Lululemon’s Mirror Home Gym is a wall mounted display that guides users through a variety of cardio classes and other exercises. The Mirror and its apps use similar technology that Nike claims to have invented and patented, including a device that motivates users to exercise, tracks their heart rates, and collects data about their activity, among other functions.
Nike, based in Beaverton, Oregon, is seeking treble damages for Lululemon’s alleged intentional violation, along with a variety of other remedies.
Mirror gyms start at $ 1,195, according to the Lululemon website. The lawsuit also names Curiouser Products, which operates under the name Mirror, as the defendant.
Lululemon’s Mirror Home Gym is the latest smart gym that can be wall hung and guide users through a variety of cardio classes and other exercises through their reflections. The smart mirror and its apps use technology similar to Nike’s patents, including a device that encourages users to exercise, monitors their heart rates, and collects data about their physical activity.
Nike said it sent Lululemon a letter on November 3, citing a list of patents it owns that are believed to have been used by the Mirror device and its apps.
Lululemon said in a statement: “The patents in question are too broad and invalid.

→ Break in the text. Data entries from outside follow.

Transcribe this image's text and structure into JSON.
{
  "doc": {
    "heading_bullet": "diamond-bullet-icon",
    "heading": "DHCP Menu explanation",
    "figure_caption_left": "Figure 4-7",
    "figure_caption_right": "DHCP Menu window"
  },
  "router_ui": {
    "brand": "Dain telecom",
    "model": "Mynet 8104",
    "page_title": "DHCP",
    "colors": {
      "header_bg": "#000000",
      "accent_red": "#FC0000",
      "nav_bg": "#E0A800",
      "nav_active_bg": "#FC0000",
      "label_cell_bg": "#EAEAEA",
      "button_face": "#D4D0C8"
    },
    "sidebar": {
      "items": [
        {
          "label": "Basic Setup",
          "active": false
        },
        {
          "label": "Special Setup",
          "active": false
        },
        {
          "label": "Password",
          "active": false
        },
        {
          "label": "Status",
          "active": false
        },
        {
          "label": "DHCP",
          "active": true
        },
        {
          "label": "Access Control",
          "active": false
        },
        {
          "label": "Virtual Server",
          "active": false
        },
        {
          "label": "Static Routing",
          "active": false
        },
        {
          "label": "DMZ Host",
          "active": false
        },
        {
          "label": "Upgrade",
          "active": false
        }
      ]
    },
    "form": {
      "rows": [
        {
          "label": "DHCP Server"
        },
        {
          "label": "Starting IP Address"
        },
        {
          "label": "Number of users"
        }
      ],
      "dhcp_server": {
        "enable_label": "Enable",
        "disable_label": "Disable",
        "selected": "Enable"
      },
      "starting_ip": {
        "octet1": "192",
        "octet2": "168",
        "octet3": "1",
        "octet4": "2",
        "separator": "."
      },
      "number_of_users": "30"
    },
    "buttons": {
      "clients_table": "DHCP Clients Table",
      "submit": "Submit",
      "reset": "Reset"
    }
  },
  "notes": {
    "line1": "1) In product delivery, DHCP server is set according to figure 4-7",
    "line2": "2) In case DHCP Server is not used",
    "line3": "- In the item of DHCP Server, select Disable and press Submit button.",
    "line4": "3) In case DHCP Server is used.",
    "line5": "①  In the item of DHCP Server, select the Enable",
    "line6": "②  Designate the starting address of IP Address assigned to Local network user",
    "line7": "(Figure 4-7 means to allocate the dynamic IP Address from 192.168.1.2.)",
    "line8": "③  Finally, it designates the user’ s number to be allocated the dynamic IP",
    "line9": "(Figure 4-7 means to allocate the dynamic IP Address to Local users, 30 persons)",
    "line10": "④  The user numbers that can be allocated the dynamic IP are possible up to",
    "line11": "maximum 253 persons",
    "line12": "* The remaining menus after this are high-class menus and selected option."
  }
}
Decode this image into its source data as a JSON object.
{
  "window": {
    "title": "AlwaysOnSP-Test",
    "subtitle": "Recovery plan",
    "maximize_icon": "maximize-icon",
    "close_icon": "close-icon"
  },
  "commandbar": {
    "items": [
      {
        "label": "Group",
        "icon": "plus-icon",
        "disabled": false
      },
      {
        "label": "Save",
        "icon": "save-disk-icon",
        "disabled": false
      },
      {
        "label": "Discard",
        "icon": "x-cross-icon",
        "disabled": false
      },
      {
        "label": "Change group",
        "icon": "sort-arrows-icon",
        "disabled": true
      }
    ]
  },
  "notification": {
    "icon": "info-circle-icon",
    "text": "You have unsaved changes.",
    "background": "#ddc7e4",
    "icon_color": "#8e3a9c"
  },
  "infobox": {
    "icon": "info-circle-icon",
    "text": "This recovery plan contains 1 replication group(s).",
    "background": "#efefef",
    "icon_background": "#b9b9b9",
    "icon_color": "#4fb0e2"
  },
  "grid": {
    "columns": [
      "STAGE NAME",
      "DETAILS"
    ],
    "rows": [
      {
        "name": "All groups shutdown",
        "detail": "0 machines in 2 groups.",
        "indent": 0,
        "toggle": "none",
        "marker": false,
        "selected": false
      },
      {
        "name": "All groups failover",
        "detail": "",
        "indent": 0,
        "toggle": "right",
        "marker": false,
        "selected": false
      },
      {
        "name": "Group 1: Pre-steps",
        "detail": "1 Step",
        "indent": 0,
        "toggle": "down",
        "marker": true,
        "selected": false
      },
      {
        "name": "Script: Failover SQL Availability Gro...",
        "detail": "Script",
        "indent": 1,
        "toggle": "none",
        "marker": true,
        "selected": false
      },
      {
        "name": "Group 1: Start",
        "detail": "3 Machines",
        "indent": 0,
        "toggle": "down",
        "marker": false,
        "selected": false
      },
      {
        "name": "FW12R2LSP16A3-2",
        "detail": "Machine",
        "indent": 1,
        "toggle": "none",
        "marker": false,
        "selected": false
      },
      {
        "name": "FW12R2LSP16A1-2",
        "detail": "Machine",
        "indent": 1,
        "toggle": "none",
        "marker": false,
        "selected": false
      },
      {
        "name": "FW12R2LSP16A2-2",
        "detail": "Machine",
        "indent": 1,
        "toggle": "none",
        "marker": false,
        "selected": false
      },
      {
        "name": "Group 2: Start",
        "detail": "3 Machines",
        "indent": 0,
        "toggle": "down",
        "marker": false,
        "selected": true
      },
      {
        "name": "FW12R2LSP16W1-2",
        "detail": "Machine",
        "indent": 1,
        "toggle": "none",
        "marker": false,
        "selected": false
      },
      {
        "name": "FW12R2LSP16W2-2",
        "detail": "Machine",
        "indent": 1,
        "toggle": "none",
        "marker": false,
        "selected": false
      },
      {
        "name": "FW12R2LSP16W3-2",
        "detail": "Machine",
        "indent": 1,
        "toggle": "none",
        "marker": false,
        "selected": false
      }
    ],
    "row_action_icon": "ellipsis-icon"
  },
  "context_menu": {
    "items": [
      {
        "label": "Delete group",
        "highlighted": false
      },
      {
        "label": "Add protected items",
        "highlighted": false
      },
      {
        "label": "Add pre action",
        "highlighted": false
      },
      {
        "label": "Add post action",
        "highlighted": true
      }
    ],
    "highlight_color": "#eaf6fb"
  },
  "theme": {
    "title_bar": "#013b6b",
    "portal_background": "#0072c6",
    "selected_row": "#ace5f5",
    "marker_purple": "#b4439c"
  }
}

We are confident in our position and look forward to defending it in court.
In a Dec. 10, 2021 letter to Nike, an attorney for Lululemon said the Vancouver, BC-based company “respects intellectual property” even though it has rejected Nike’s claims.
Lululemon bought Mirror, a home fitness business with an interactive workout platform offering live and on-demand classes, for around $ 453 million in July 2020.
Sportswear manufacturers have profited from the pandemic as people have been forced to work or spend more time at home and have shifted from dressier clothes to hoodies, leggings and other casual wear.
Lululemon (its head office in Vancouver, Canada pictured) bought Mirror, a home fitness business with an interactive workout platform offering live and on-demand classes, for around $ 453 million in July 2020, revolutionizing the way people train since the start of the pandemic
Sports and fitness clothing brands saw sales soar during the pandemic as people were forced to work or spend more time at home with dressier clothes for hoodies, leggings and other clothing casual.
But Lululemon warned last month that the spread of the Omicron coronavirus variant could reduce sales of its clothing amid supply chain issues and potential store closings.
It also cut its sales forecast for Mirror for the year in half, to a range of $ 125 million to $ 130 million.
As of late afternoon in New York, shares of Lululemon were down 4.5% to $ 363.62, while Nike was down 2.1% to $ 162.91.
The case is Nike Inc v Lululemon Athletica Inc et al, US District Court, Southern District of New York, No. 22-00082.